Bill Barowy, Technology in Education, Lesley College:
Lesley College offers the course 'Microworlds, Models, and Simulations' to candidates for a Masters degree in Educational Technology in sites across the country. The students are themselves teachers, collectively spanning all subjects in K-12 schools. The MMS course introduces students to modeling, and dynamic and complex systems thinking, thereby requiring a diversity of relevant resources, with varied levels of mathematical sophistication. The Lesley College team has conceptualized a strategic plan that includes the development of a MMS resource web site comprising client-model archives available for ftp, and web-accessible client-server and java models available from the Shodor foundation. Through a partnership with Shodor, Lesley students will have the opportunity to contribute models for conversion to client-server form, and which will then be made available on the Shodor server.
Amal Abu-Shakra, Biology, and Tun Nyein, Health Education, North Carolina Central University:
We are developing a sociological model of children killing children in schools. We have included the effects of drug use, gun availability, comprehensive educational programs, drug intervention programs, and poverty in our model. We have a qualitative model for which we are working on studying the literature to quantify the factors.
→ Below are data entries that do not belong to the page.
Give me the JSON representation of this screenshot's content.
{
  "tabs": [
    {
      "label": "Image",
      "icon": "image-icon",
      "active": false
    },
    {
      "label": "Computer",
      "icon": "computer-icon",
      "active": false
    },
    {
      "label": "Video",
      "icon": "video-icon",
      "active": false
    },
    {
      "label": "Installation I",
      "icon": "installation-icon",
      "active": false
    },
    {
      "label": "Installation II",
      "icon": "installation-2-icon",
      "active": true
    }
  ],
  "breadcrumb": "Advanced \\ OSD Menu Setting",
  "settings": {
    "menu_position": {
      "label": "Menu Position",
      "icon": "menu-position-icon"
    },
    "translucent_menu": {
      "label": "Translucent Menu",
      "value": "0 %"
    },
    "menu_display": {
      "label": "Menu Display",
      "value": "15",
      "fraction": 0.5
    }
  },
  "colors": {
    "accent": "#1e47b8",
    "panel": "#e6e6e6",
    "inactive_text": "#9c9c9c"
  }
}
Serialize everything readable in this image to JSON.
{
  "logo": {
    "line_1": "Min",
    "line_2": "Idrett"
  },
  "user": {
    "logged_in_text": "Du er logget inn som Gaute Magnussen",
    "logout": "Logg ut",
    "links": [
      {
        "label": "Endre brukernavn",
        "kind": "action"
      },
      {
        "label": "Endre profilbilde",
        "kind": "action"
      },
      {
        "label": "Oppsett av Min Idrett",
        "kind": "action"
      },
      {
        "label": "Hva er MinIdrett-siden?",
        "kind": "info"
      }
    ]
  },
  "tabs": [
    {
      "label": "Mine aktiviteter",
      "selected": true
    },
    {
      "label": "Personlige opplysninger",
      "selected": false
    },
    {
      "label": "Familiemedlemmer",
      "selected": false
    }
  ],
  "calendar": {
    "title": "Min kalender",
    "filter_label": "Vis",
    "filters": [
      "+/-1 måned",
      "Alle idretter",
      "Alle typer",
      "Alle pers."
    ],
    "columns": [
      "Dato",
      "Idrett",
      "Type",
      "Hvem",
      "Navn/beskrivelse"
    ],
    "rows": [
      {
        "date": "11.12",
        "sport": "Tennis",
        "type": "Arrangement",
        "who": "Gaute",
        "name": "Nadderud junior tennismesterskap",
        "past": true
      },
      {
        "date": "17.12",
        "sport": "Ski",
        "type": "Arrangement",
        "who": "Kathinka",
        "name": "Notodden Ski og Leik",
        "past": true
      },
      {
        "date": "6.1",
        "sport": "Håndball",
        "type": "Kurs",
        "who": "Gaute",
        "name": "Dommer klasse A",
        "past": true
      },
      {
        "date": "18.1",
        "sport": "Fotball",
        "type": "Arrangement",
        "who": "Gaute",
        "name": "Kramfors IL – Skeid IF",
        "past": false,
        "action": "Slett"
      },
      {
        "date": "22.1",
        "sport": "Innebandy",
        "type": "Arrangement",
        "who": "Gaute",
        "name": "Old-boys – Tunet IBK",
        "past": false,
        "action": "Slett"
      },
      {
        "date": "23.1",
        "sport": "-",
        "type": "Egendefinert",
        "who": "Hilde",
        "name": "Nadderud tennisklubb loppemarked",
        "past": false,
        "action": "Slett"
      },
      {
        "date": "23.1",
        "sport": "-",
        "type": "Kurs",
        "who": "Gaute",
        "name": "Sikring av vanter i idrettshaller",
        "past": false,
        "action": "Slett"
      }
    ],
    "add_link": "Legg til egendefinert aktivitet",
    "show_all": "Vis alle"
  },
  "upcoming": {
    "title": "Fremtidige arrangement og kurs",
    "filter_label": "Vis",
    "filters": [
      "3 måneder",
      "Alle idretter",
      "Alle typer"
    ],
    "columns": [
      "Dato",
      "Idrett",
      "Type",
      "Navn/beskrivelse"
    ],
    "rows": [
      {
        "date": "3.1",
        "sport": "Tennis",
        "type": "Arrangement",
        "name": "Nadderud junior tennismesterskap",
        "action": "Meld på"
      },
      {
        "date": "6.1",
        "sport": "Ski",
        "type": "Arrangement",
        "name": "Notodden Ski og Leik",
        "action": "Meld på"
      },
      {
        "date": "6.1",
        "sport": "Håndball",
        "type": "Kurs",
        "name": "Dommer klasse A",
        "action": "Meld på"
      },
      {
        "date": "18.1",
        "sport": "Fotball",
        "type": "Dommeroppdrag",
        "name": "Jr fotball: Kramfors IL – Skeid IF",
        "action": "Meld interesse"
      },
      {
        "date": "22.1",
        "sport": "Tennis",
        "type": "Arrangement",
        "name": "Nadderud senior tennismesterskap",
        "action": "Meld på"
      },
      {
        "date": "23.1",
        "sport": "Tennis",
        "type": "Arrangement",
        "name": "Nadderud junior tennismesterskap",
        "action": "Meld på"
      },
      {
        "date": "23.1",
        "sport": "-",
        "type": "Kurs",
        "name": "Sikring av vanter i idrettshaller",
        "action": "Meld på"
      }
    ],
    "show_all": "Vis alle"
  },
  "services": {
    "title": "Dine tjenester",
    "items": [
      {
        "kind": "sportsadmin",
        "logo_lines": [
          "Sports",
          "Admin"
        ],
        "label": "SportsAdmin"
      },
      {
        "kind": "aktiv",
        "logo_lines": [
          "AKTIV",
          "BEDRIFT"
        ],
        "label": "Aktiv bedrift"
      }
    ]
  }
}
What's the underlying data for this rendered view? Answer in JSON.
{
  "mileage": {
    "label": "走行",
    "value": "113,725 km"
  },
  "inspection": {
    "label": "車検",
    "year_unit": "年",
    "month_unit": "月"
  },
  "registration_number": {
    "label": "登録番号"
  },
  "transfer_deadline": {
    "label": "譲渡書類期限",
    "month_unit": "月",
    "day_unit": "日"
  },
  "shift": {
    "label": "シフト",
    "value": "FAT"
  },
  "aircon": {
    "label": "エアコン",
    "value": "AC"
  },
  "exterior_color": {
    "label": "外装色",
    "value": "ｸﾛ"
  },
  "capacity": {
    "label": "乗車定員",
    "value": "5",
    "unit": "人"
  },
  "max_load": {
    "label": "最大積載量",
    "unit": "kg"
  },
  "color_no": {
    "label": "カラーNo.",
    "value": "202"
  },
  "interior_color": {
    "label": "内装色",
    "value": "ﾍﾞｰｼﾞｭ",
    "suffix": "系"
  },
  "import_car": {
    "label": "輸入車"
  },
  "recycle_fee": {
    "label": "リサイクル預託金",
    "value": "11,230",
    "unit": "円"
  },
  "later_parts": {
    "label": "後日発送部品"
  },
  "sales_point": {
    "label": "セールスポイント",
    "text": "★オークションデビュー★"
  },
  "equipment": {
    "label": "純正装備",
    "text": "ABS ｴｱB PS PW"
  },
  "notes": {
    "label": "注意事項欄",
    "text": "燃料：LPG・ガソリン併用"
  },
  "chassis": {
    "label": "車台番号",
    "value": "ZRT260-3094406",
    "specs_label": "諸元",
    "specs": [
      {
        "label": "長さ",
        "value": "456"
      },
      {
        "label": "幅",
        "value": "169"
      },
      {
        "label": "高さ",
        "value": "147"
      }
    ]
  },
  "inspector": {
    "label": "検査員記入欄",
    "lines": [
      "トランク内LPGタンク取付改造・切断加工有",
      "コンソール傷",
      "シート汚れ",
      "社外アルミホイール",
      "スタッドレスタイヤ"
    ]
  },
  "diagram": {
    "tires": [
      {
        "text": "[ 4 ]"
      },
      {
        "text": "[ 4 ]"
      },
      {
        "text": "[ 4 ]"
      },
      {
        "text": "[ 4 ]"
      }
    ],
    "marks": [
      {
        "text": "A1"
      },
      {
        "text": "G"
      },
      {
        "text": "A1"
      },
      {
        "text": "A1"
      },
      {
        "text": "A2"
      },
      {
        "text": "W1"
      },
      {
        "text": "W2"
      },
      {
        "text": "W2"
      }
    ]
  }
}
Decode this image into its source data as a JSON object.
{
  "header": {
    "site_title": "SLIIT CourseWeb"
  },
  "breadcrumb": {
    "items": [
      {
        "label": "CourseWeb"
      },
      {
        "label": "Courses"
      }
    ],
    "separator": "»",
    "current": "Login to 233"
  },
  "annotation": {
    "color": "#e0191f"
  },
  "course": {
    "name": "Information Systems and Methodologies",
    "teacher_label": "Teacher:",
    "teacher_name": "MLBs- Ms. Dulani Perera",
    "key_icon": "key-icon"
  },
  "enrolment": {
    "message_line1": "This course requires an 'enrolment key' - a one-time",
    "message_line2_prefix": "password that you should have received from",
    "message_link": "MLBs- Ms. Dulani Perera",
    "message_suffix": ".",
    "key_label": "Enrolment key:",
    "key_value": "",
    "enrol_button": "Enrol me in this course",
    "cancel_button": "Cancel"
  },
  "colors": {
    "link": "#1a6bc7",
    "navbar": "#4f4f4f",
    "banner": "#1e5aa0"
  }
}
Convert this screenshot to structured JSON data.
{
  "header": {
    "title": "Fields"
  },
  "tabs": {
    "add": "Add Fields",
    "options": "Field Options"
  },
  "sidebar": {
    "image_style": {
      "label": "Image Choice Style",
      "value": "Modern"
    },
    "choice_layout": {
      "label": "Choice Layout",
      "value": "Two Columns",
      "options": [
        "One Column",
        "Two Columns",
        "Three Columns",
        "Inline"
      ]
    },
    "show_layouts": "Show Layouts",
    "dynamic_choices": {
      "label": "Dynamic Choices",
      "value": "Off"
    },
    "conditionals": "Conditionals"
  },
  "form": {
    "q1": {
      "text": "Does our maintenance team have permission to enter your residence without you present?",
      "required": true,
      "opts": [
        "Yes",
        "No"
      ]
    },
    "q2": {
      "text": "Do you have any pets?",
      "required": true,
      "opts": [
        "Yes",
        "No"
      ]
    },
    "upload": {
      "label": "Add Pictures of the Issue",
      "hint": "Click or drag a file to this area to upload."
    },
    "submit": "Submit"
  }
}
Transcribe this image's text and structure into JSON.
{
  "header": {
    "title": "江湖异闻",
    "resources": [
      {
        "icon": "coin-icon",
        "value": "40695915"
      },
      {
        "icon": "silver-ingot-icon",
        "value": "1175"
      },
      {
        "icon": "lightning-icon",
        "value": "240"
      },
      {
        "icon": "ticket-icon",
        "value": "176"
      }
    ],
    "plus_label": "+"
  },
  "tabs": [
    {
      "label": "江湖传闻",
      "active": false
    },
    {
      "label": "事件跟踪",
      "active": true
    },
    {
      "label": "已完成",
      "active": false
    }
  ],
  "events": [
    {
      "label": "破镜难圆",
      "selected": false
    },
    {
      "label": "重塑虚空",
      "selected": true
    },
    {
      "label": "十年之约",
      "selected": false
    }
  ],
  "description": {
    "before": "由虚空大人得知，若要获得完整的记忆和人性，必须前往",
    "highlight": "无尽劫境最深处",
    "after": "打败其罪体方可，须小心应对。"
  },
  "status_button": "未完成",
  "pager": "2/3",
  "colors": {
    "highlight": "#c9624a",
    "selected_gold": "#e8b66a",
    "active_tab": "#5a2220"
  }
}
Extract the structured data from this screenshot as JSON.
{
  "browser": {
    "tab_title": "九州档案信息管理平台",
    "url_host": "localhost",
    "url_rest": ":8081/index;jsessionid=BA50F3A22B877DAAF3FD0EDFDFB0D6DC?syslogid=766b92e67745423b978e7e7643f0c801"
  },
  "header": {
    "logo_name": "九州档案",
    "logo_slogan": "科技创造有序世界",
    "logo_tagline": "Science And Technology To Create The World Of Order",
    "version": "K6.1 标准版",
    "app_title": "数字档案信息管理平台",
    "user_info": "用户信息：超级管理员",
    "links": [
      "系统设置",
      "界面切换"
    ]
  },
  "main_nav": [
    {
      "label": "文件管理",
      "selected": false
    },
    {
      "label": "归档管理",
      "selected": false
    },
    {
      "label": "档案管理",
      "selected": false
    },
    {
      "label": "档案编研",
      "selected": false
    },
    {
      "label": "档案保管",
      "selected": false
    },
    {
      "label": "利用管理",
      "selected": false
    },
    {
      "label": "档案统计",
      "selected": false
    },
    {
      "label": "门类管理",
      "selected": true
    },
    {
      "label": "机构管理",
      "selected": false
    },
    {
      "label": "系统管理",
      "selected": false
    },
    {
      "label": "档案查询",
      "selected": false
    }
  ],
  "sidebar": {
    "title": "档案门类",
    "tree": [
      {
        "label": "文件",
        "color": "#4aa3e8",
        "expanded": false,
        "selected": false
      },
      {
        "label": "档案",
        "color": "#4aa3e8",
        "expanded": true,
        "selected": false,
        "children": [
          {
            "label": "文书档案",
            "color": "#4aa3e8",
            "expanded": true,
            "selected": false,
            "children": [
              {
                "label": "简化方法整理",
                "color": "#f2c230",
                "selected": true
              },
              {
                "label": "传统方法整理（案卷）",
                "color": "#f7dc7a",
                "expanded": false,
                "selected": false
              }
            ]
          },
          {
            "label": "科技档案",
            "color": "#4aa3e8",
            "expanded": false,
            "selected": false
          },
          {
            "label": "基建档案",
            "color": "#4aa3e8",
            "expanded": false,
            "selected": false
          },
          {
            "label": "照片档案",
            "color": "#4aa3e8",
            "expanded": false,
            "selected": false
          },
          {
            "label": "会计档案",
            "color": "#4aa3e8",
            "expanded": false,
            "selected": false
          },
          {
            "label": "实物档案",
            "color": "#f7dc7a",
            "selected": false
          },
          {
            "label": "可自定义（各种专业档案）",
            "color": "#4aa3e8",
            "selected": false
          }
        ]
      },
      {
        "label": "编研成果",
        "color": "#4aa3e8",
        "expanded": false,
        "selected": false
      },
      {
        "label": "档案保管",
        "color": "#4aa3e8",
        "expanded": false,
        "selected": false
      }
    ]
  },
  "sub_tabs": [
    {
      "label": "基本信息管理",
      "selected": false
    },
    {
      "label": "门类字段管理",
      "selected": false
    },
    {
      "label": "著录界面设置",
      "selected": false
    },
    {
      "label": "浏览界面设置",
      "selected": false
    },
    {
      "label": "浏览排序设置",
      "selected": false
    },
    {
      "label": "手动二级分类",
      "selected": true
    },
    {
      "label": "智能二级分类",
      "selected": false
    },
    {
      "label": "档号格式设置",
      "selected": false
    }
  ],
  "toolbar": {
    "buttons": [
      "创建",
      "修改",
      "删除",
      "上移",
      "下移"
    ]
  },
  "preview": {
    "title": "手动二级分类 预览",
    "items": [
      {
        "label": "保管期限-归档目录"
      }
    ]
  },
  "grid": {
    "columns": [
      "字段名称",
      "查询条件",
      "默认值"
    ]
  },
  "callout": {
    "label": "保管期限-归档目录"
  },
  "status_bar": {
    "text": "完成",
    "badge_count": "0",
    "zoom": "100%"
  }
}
We hope to have a model that students can use to experiment with various scenarios mimicing actual communities.
Ibrahim Salama, Business, North Carolina Central University, and Sahar Zaghlou, Food Sciences and Nutrition, University of Arkansas at Pinebluff:
We investigated building a model of weight gain/loss which took into consideration gender, caloric intake, resting metabolic rate, and level of physical activity. This model can be used to mimic eating behaviors of various kinds, including binge dieting. Students can investigate the affects of changing caloric intake versus changing physical activity simply by changing the settings in the user friendly Stella interface.